Professor Smith, it seems, had carried the paper, not to the fatal instructor, but to the head of the English department and had said to him: "See here; your instructor is holding up the best man we have from graduating. Now look at this paper of Hoover's. Is there anything the matter with it? Doesn't it make good sense? Isn't it well written? Isn't it well punctuated?"
The English head glanced over it impatiently—he was translating Dante, his dearest recreation, at the moment—and then roared out: "Well, it looks all right. I suppose Instructor X has to live up to the rules, but if the boy can do this well for you it's good
enough for us." And with his Dante pencil he wrote a large "Passed" across the paper.
Someway all this does not sound like an account of life at the conventional university. Nor does Professor J. P. Smith, who used to interrupt his lecture to wake up a dozing student with a sharp but kindly "Here, Jack, wake up, this is an important point and I will surely ask about it in examination," seem to be of the conventional type of professor. And most Freshmen coming to Yale or Harvard would hesitate a little before taking the advice of some workman about the campus to go, with bag and trunk, in search of board and lodging to a house full of professors.
But as I said at the beginning, Stanford was different. It is precisely because it was, that Hoover's particular college experiences and acquisitions were what I have tried to suggest, and not what you might think they would be from your knowledge of other universities. And while Stanford has converged somewhat with years toward the more usual university type—colleges get more alike as they get older—it has still an atmosphere peculiarly its own.
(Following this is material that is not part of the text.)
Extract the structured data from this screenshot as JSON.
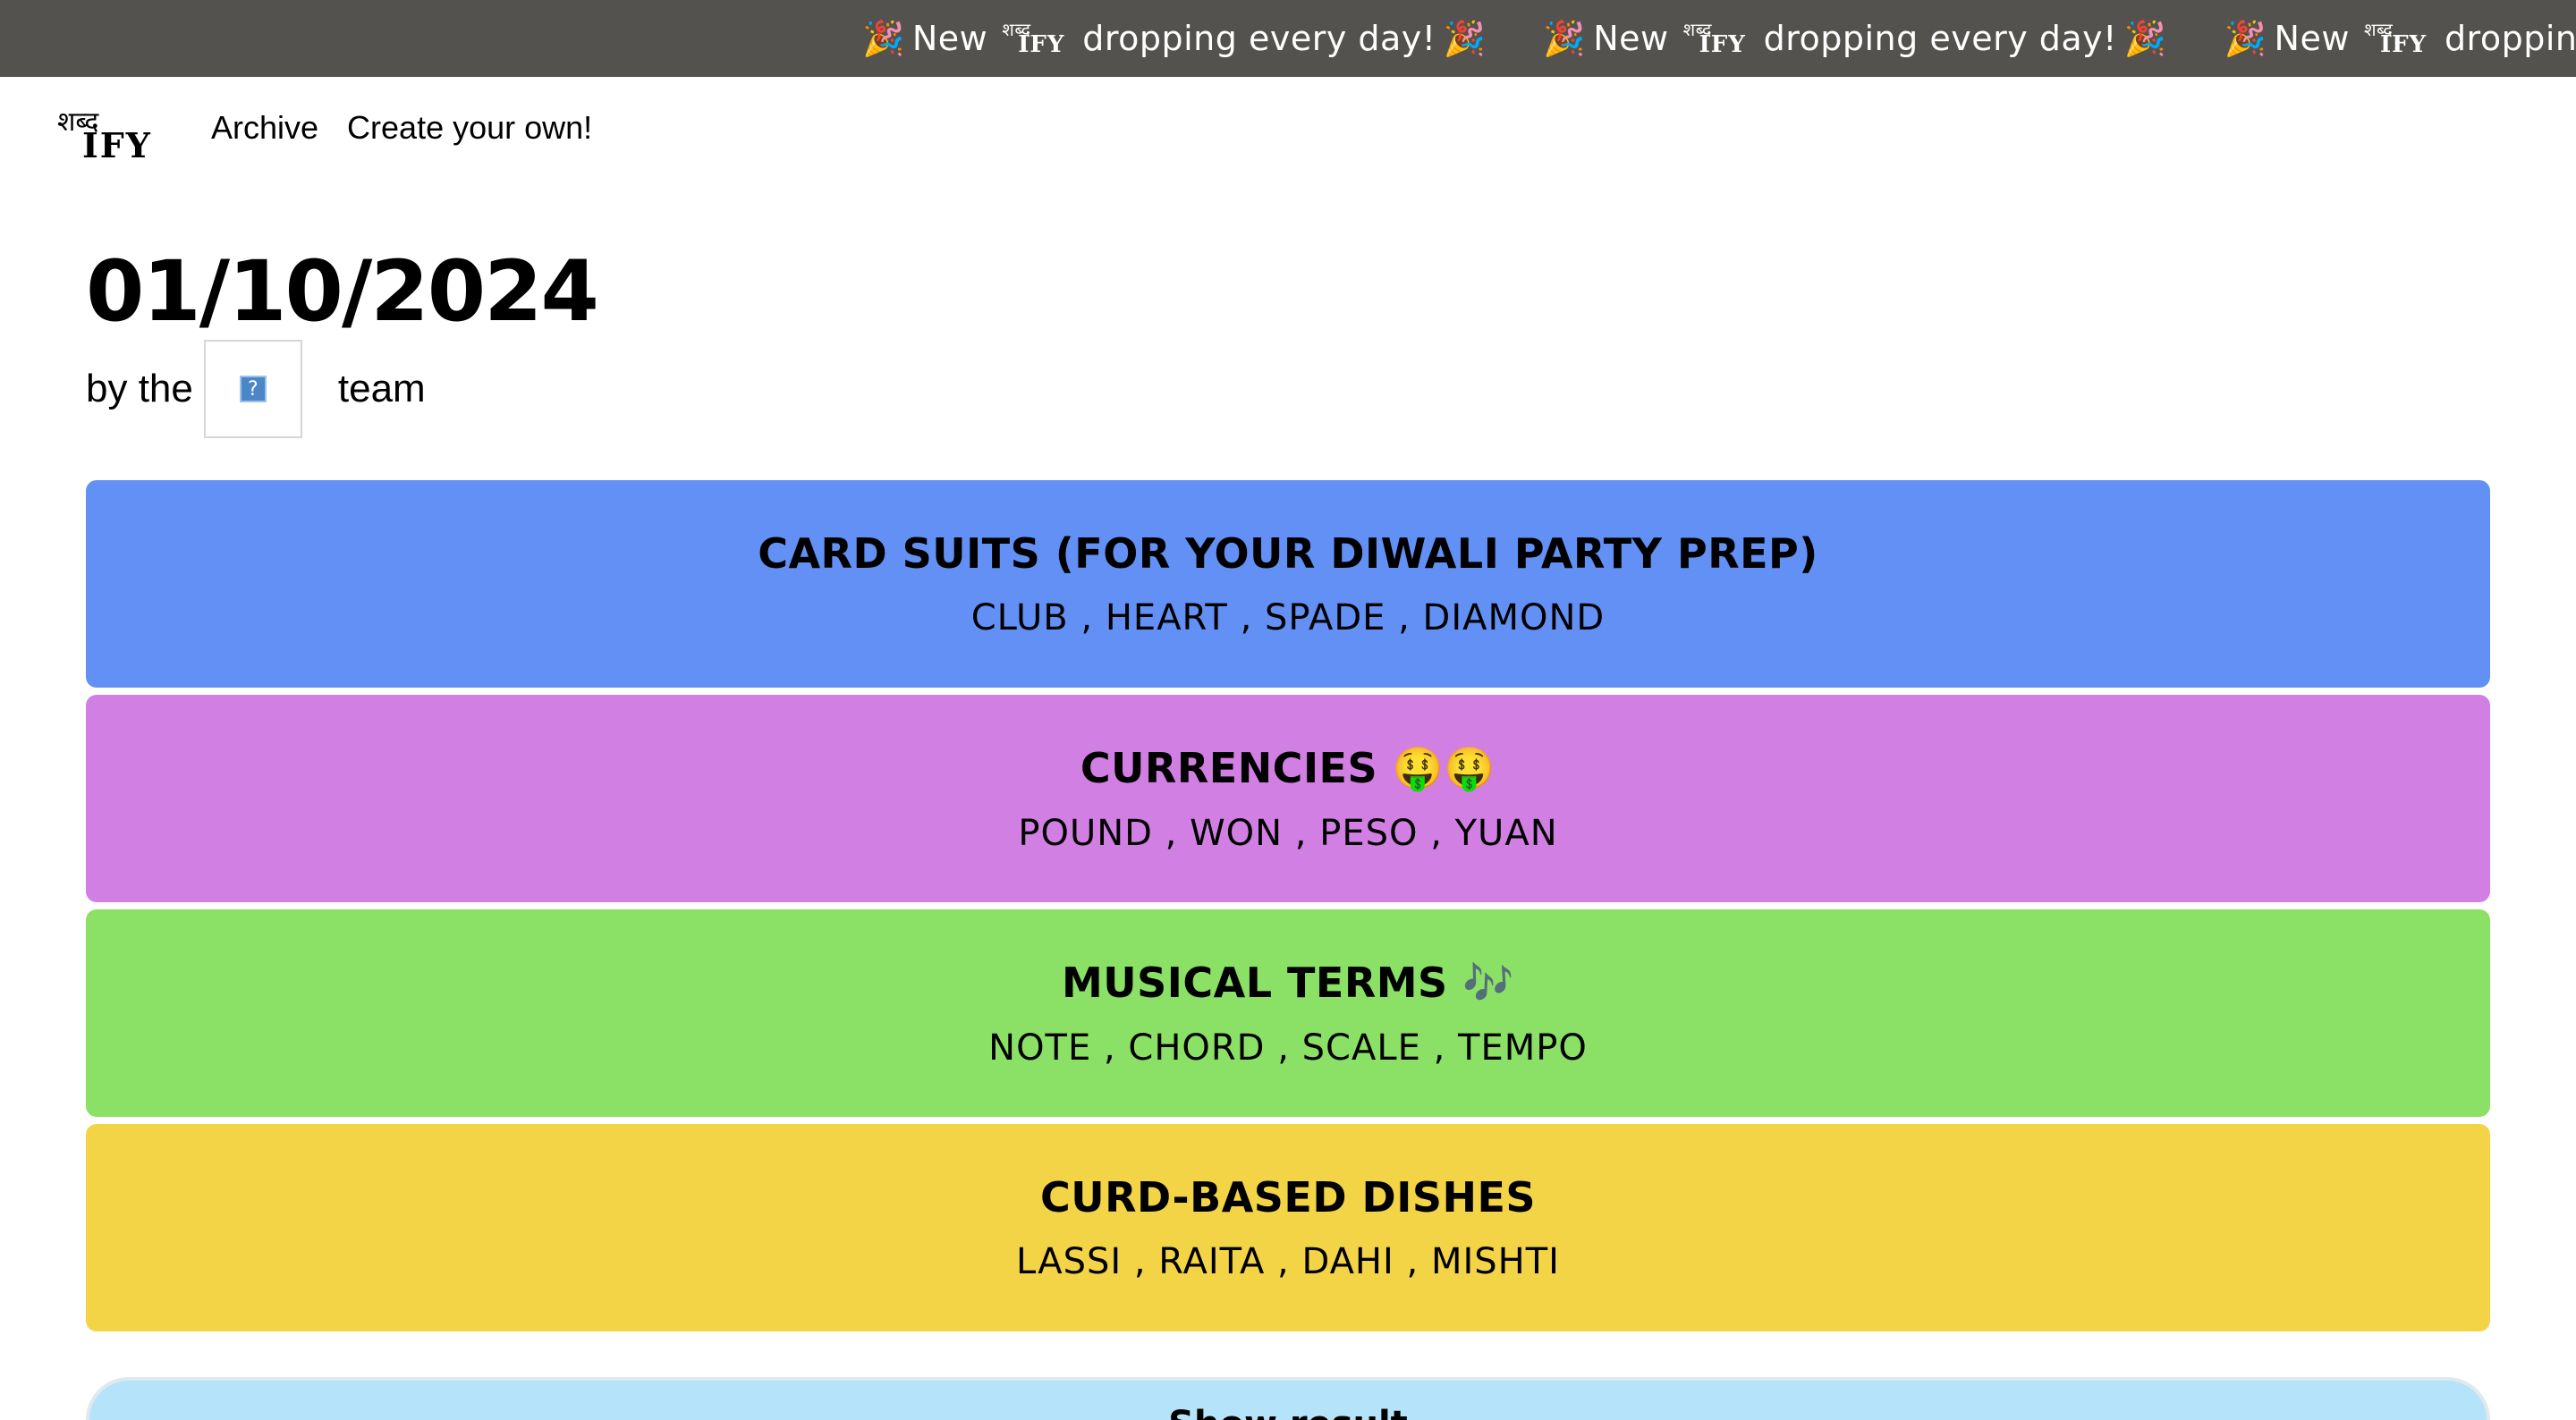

But it was in the first days that this atmosphere was so very distinctive. Its president and faculty and students, all living closely together in the middle of a great ranch of seven thousand acres of grain fields, horse paddocks, and hills where jack rabbits roamed and coyotes howled, were thrown together into one great family, whose members depended almost entirely on one another for social life. And each department was a special smaller family within the great one. Life was simple and direct and democratic. Real things counted first and most; there was little sophistication. Work was the order of the day; recreations were wholesome.
The geology family was an especially close and happy one. Some of Dr. Branner's former assistants and students had followed him out to California. They were the older members of the family. Almost all of them are now well-known geologists and mining engineers. So also are many of his younger ones. The family went on long tramps and camps together. The region about Stanford is singularly interesting from a geologist's point of
view; and in those days it was a terra more or less incognita. Everybody was discovering things. It was real live geology. Lectures and recitations were illustrated, not by lantern slides, but by views out of the window and revelations in the field.